И в течение следующих двух часов он доказал, что я был прав. Он вылил на меня целый поток деталей, дал список потенциальных жертв и подозреваемых, рассказал о вероятности войны двух стран из-за споров о юрисдикции, о проверке всего персонала, приходящего в посольство и выходящего из него, о том, как определяли благонадежность тех, кто искал убежище, чтобы ни один агент военных не проник на территорию, о методах, которые использовались для избежания именно такой критической ситуации, с которой моего следователя просят разобраться. Что до трупов – их будут хранить в морозильнике до того момента, когда разрешится тупиковый вопрос о том, кто должен ими распоряжаться, или в какой-то момент (в какой именно?) их передадут правомочной организации?

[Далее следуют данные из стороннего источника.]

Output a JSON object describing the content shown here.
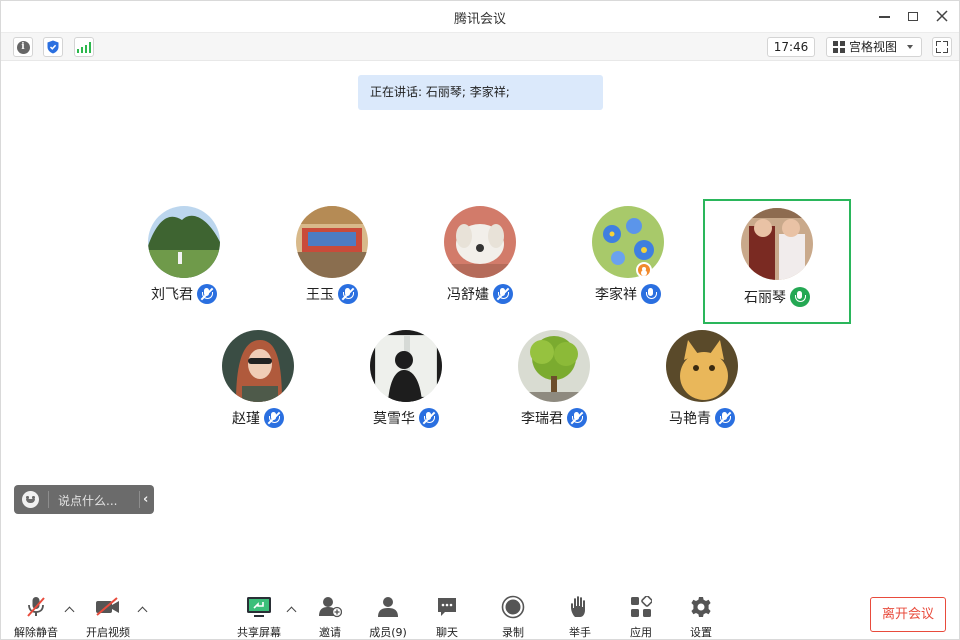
{
  "window": {
    "title": "腾讯会议"
  },
  "infobar": {
    "icons": [
      "info-icon",
      "shield-icon",
      "signal-icon"
    ],
    "time": "17:46",
    "view_mode": "宫格视图"
  },
  "speaking": {
    "text": "正在讲话: 石丽琴; 李家祥;"
  },
  "participants": [
    {
      "name": "刘飞君",
      "mic": "muted",
      "avatar": "mountain-avatar"
    },
    {
      "name": "王玉",
      "mic": "muted",
      "avatar": "classroom-avatar"
    },
    {
      "name": "冯舒嫿",
      "mic": "muted",
      "avatar": "dog-avatar"
    },
    {
      "name": "李家祥",
      "mic": "on",
      "avatar": "flower-avatar",
      "host": true
    },
    {
      "name": "石丽琴",
      "mic": "speaking",
      "avatar": "kids-avatar",
      "active": true
    },
    {
      "name": "赵瑾",
      "mic": "muted",
      "avatar": "woman-avatar"
    },
    {
      "name": "莫雪华",
      "mic": "muted",
      "avatar": "silhouette-avatar"
    },
    {
      "name": "李瑞君",
      "mic": "muted",
      "avatar": "tree-avatar"
    },
    {
      "name": "马艳青",
      "mic": "muted",
      "avatar": "cat-avatar"
    }
  ],
  "chat": {
    "placeholder": "说点什么..."
  },
  "toolbar": {
    "unmute": "解除静音",
    "video": "开启视频",
    "share": "共享屏幕",
    "invite": "邀请",
    "members": "成员(9)",
    "chat": "聊天",
    "record": "录制",
    "raise_hand": "举手",
    "apps": "应用",
    "settings": "设置",
    "leave": "离开会议"
  },
  "colors": {
    "accent_blue": "#2a6fe0",
    "speaking_green": "#2ab65b",
    "leave_red": "#e84b3c"
  }
}
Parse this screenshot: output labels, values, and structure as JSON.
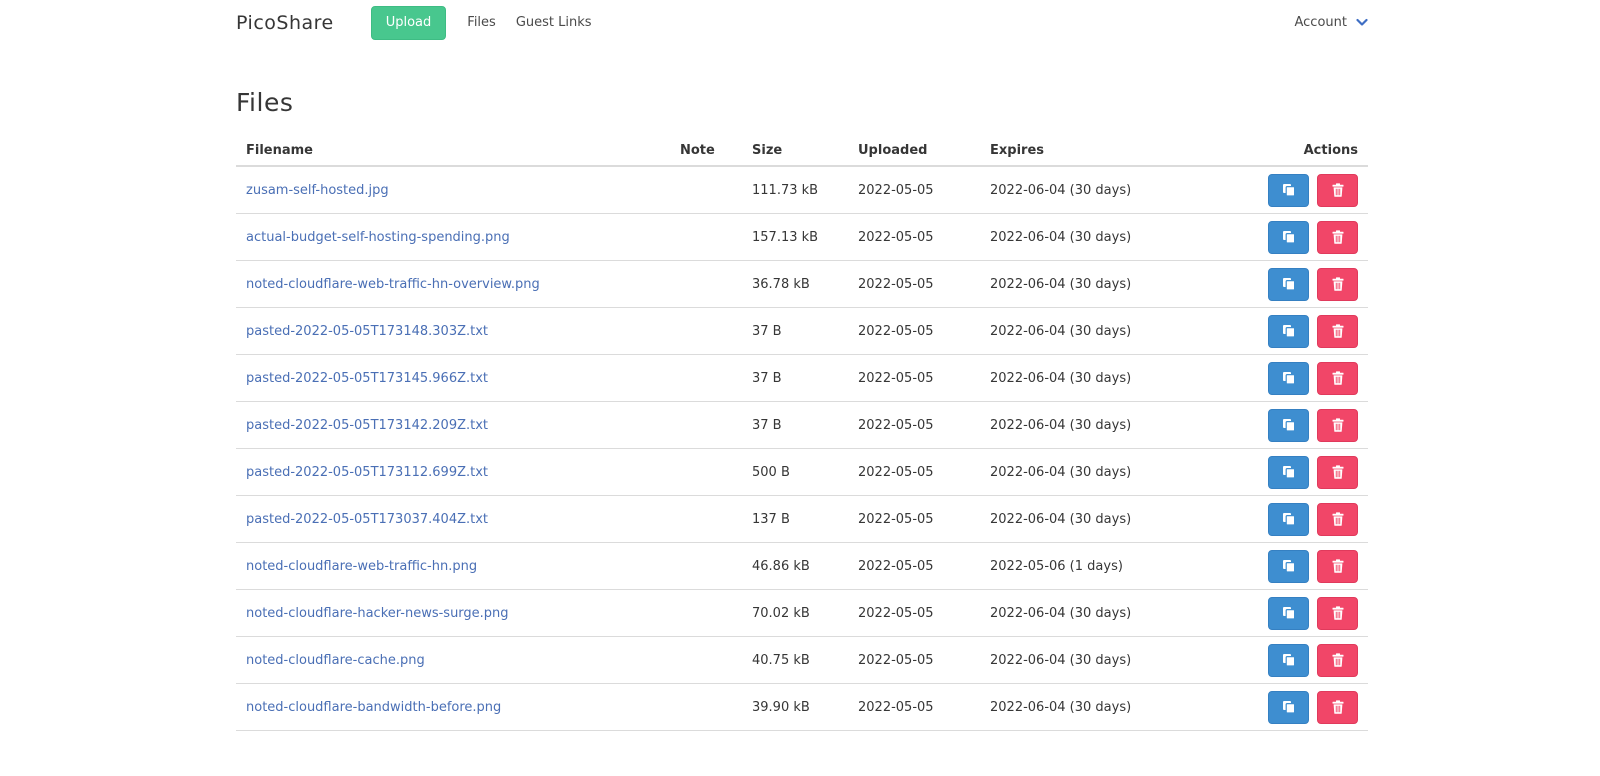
{
  "nav": {
    "brand": "PicoShare",
    "upload_label": "Upload",
    "files_label": "Files",
    "guest_links_label": "Guest Links",
    "account_label": "Account"
  },
  "page": {
    "title": "Files"
  },
  "table": {
    "headers": {
      "filename": "Filename",
      "note": "Note",
      "size": "Size",
      "uploaded": "Uploaded",
      "expires": "Expires",
      "actions": "Actions"
    },
    "rows": [
      {
        "filename": "zusam-self-hosted.jpg",
        "note": "",
        "size": "111.73 kB",
        "uploaded": "2022-05-05",
        "expires": "2022-06-04 (30 days)"
      },
      {
        "filename": "actual-budget-self-hosting-spending.png",
        "note": "",
        "size": "157.13 kB",
        "uploaded": "2022-05-05",
        "expires": "2022-06-04 (30 days)"
      },
      {
        "filename": "noted-cloudflare-web-traffic-hn-overview.png",
        "note": "",
        "size": "36.78 kB",
        "uploaded": "2022-05-05",
        "expires": "2022-06-04 (30 days)"
      },
      {
        "filename": "pasted-2022-05-05T173148.303Z.txt",
        "note": "",
        "size": "37 B",
        "uploaded": "2022-05-05",
        "expires": "2022-06-04 (30 days)"
      },
      {
        "filename": "pasted-2022-05-05T173145.966Z.txt",
        "note": "",
        "size": "37 B",
        "uploaded": "2022-05-05",
        "expires": "2022-06-04 (30 days)"
      },
      {
        "filename": "pasted-2022-05-05T173142.209Z.txt",
        "note": "",
        "size": "37 B",
        "uploaded": "2022-05-05",
        "expires": "2022-06-04 (30 days)"
      },
      {
        "filename": "pasted-2022-05-05T173112.699Z.txt",
        "note": "",
        "size": "500 B",
        "uploaded": "2022-05-05",
        "expires": "2022-06-04 (30 days)"
      },
      {
        "filename": "pasted-2022-05-05T173037.404Z.txt",
        "note": "",
        "size": "137 B",
        "uploaded": "2022-05-05",
        "expires": "2022-06-04 (30 days)"
      },
      {
        "filename": "noted-cloudflare-web-traffic-hn.png",
        "note": "",
        "size": "46.86 kB",
        "uploaded": "2022-05-05",
        "expires": "2022-05-06 (1 days)"
      },
      {
        "filename": "noted-cloudflare-hacker-news-surge.png",
        "note": "",
        "size": "70.02 kB",
        "uploaded": "2022-05-05",
        "expires": "2022-06-04 (30 days)"
      },
      {
        "filename": "noted-cloudflare-cache.png",
        "note": "",
        "size": "40.75 kB",
        "uploaded": "2022-05-05",
        "expires": "2022-06-04 (30 days)"
      },
      {
        "filename": "noted-cloudflare-bandwidth-before.png",
        "note": "",
        "size": "39.90 kB",
        "uploaded": "2022-05-05",
        "expires": "2022-06-04 (30 days)"
      }
    ]
  },
  "icons": {
    "copy": "copy-icon",
    "delete": "trash-icon",
    "account_chevron": "chevron-down-icon"
  },
  "colors": {
    "upload_button": "#48c78e",
    "copy_button": "#3e8ed0",
    "delete_button": "#f14668",
    "link": "#4a6fb5"
  }
}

И он поделился со мной историями, рассказанными беженцами: уругвайскими членами движения «Тупамаро», участвовавшими в операции, приведшей к гибели агента ЦРУ Дэна Митрионе в Монтевидео, гватемальцами, сопротивлявшимися вторжению, которое свергло демократическое правительство Арбенса, сальвадоркой, потерявшей двух братьев в восстании против банановых компаний, колумбийца, находившегося рядом с революционным священником Камило Торресом, когда того убили, и боливийскими коммунистами, которых обвинили в том, что они не помогли Че Геваре в критический момент, бразильцами, устроившими голодовку с требованием разрешения музыки самбы, доминиканцами, венесуэльцами и парагвайцами… В том посольстве была представлена вся Латинская Америка – разрушенные надежды и исковерканные стремления целого континента. Не говоря уже о безумных аргентинцах. Один в чилийской трущобе выдавал себя за специалиста по взрывным устройствам, надеясь произвести впечатление на юную пикантную девушку из МИРа, оказавшуюся полицейским информатором. На следующий день после путча его забрали солдаты и отправили на Национальный стадион, где он несколько часов рыдал, пытаясь убедить мучителей, что все это выдумал. «Я это из любви, – вопил он, – я просто хотел понравиться той девушке, чтобы ее трахнуть». Да, подтвердил Феликс с горящими глазами, роман будет великолепный, если его населить персонажами неудачных революций.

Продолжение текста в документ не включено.